S'immobilisa de nouveau.
- Pardon ?
- Je pourrais l'attendre à la fin des cours le vendredi soir, prendre le train avec lui et acheter une petite voiture que je laisserais à la gare de...
- Mais, l'interrompit-elle, et votre vie alors ?
- Ma vie, ma vie, fit-il semblant de s'agacer, tant pis pour ma vie! Vous n'avez pas le monopole du sacrifice, vous savez! Et puis, pour cette histoire d'adoption avec Nedra,je ne veux pas vous faire de peine mais ce serait beaucoup plus facile pour vous si vous pouviez justifier d'une sorte de... présence masculine, même factice, à vos côtés... Je crains que ces gens des administrations ne soient encore très vieux jeu... pour ne pas dire, misogynes...
- Vous croyez ? fit-elle semblant de se désoler.
- Hélas...
- Et vous feriez ça pour elle ?
- Pour elle. Pour lui. Pour moi...
- Pour vous, quoi?
- Eh bien... Pour le salut de mon âme, j'imagine... Pour être sûr d'aller au paradis avec vous.
Kate reprit son travail en silence pendant que Charles baissait la tête de plus en plus bas en attendant le verdict.
Il ne le voyait pas mais le sourire du bourreau était sur la lame.
- Vous... finit-elle par murmurer, vous ne parlez pas beaucoup mais quand vous vous y mettez, c'est...
- Regrettable ?
- Non. Je ne dirais pas ça...
-Vous diriez quoi?
De la pointe du torchon lui essuya le cou, souffla doucement et très longuement dans l'interstice de son col, lui fichant des frissons tout le long de l'échiné et des cheveux plein le carnet, puis se redressa et déclara :
- Allez la chercher, cette putain de bouteille... Je vous rejoins devant le chenil.
Charles s'éloigna décontenancé pendant qu'elle montait dans la chambre d'Alice.

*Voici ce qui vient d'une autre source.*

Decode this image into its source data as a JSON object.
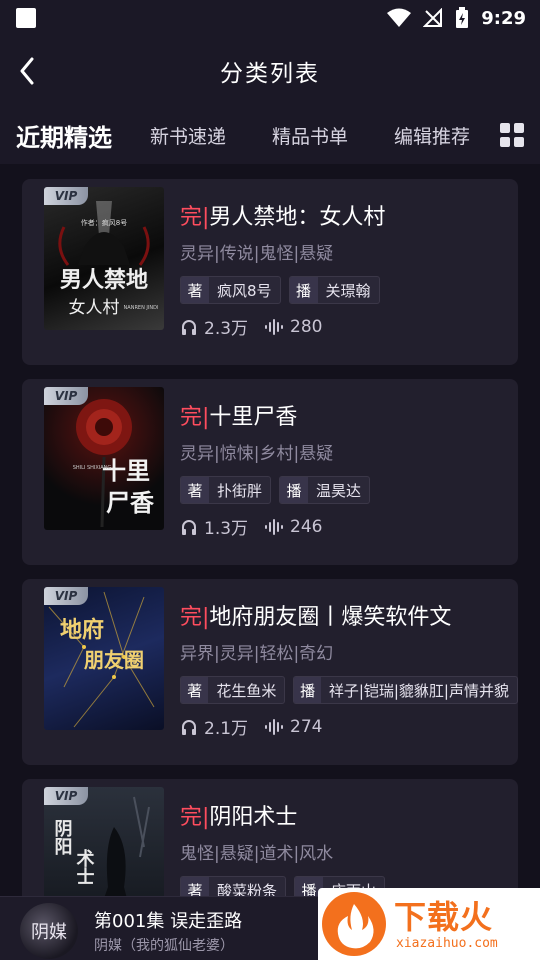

Mathilde et Sam s'y trouvaient aussi.
- Dites... J'emmène Charles faire un peu de botanique. Je vous confie la maison.
- Vous partez combien de temps ?
-Jusqu'à ce qu'on trouve.
- Que vous trouviez quoi?
Était déjà en train de descendre les escaliers quatre à quatre pour préparer un panier de survie.
Et pendant qu'elle s'agitait ainsi, ne se souvenant plus où se trouvait la cuisine, ouvrant, retournant, claquant portes et tiroirs, Charles demeurait interdit.
C'était lui, sûrement, mais ne se reconnaissait pas. Il avait l'air plus vieux, plus jeune, plus viril, plus féminin,
plus doux peut-être, et pourtant s'était découvert si rêche sous sa paume... Secoua la tête sans être inquiété par le retombé de ses mèches, leva sa main devant son visage pour se replacer dans une échelle familière, toucha ses tempes, ses paupières, ses lèvres, et tenta de se sourire pour s'aider à s'adopter:
Glissa la bouteille dans l'une des poches de sa veste (comme Bogart dans SabrinaJ (mais sans les cheveux donc...), et son carnet dans l'autre.
Lui prit le panier des mains, y coucha la dix-huit ans d'âge et suivit son index :
- Vous voyez le tout petit point gris là-bas ? dit-elle.
-Je crois...
- C'est une loge... Une petite maison pour le repos de ceux qui trimaient dans les champs... Eh bien, c'est là que je vous emmène...
Se garda bien de lui demander pour quoi faire.
Ne put s'empêcher, elle, de préciser :
- L'endroit idéal pour monter un dossier d'adoption, si vous voulez mon avis...
C'est le dernier dessin.
Et c'est sa nuque...
L'endroit d'elle qu'Anouk avait si furtivement touché et qu'il venait, lui, de caresser pendant des heures.
Il était très tôt, elle dormait encore, était étendue sur le ventre et, de la minuscule meurtrière, un rai de lumière lui révélait ce qu'il s'était désolé de n'avoir pu discerner dans le noir.
Était encore plus belle que ce que lui en avait suggéré sa main...
Remonta la couverture jusqu'à ses épaules et attrapa son carnet. Délicatement, écarta ses cheveux, s'interdit d'embrasser encore ce point de beauté de peur de la réveiller et dessina le plus haut sommet du monde.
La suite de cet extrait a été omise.